Afera w związku ze wstydliwymi zdjęciami Nicolasa Sarkozy'ego z Muammarem Kadafim, które "zniknęły" z oficjalnych stron internetowych Pałacu Elizejskiego. Media oskarżają Sarkozy'ego o hipokryzję, tchórzostwo i chęć zatajenia niechlubnych plam w historii paryskiej dyplomacji. W dzienniku "Le Monde" grupa francuskich dyplomatów zarzuca prezydentowi prowadzenie amatorskiej i krótkowzrocznej polityki zagranicznej.

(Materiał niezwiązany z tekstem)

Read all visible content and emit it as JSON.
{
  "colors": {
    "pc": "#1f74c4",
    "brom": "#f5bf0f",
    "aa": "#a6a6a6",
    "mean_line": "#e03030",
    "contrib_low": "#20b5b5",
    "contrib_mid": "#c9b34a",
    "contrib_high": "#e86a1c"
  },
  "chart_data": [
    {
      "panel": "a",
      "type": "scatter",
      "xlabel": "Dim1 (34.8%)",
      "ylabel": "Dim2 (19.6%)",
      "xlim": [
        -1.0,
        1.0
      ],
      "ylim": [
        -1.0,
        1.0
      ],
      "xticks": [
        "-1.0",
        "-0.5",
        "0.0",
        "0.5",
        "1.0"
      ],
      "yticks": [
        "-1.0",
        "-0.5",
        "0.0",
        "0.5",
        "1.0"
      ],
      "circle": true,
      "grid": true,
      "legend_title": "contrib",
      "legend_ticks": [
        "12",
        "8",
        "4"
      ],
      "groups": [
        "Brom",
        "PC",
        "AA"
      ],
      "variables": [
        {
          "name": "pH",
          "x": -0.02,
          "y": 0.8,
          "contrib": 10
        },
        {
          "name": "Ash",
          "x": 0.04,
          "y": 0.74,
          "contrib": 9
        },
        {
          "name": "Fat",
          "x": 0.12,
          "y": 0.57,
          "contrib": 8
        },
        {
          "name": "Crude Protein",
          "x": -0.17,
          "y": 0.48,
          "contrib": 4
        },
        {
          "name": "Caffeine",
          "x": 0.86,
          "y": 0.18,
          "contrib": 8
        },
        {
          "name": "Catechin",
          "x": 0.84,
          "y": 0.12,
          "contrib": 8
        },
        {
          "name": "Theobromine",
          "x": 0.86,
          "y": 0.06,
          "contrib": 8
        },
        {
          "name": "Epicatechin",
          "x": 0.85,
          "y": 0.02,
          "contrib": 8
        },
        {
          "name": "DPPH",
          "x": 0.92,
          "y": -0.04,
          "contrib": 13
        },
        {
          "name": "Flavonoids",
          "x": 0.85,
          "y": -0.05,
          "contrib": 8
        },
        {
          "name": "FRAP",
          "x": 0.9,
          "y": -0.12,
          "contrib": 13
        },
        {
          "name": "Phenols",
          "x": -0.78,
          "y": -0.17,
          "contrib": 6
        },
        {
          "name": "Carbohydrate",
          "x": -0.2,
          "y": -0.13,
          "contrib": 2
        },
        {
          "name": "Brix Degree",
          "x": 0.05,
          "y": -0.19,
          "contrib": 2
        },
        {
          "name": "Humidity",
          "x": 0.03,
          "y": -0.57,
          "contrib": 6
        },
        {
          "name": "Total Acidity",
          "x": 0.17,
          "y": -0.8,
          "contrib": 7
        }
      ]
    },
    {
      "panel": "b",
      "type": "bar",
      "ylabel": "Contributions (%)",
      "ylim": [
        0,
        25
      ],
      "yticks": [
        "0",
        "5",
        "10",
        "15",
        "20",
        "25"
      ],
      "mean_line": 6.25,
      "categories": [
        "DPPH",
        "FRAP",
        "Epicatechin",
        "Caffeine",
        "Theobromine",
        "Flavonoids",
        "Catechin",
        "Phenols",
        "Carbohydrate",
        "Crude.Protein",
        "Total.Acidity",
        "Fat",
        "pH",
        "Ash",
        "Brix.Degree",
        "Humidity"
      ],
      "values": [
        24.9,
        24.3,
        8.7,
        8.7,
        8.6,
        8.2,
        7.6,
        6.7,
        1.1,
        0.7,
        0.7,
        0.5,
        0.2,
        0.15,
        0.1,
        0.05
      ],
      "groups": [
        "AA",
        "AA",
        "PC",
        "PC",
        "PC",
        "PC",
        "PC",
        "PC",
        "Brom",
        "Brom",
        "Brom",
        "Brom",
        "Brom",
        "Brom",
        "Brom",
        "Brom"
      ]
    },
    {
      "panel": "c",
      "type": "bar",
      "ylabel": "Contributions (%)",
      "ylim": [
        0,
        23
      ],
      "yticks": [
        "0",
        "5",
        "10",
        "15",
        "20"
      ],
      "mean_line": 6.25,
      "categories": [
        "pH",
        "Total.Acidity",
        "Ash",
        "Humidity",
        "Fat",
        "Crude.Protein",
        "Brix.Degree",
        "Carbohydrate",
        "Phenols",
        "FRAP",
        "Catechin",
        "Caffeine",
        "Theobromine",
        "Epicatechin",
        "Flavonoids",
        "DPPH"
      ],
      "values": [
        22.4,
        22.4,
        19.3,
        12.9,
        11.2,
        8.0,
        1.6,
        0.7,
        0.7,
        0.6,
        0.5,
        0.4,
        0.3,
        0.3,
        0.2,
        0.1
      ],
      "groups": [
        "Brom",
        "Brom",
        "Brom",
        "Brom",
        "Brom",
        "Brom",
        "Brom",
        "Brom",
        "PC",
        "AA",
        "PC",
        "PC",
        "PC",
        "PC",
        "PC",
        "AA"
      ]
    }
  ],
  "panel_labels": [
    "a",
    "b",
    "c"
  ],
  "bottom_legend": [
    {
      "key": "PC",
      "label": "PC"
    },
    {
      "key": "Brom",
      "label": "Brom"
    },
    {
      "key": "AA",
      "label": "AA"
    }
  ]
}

Pałac Elizejski twierdził, że na oficjalnych stronach Sarkozy'ego nigdy nie było zdjęć ilustrujących wizytę Muammara Kadafiego w Paryżu, w czasie której obiecywał on zakup francuskiego uzbrojenia za 10 mld euro. Trzy lata temu, w międzynarodowym dniu praw człowieka, rozwinięto przez Kadafim czerwony dywan i zamknięto dla ruchu samochodowego połowę Paryża, w tym wszystkie mosty na Sekwanie. Wszystko po to, by Kadafi mógł spokojnie odbyć przejażdżkę statkiem spacerowym. Na życzenie dyktatora koło Pałacu Elizejskiego został nawet rozbity wielki beduiński namiot.

Internauci wykryli jednak kłamstwo. Zdjęcia były i ciągle są na stronach Sarkozy'ego. Zostały tylko pospiesznie ukryte - wprowadzono błędy ortograficzne do nazwiska Kadafiego, przez co wyszukiwarka ich nie znajduje.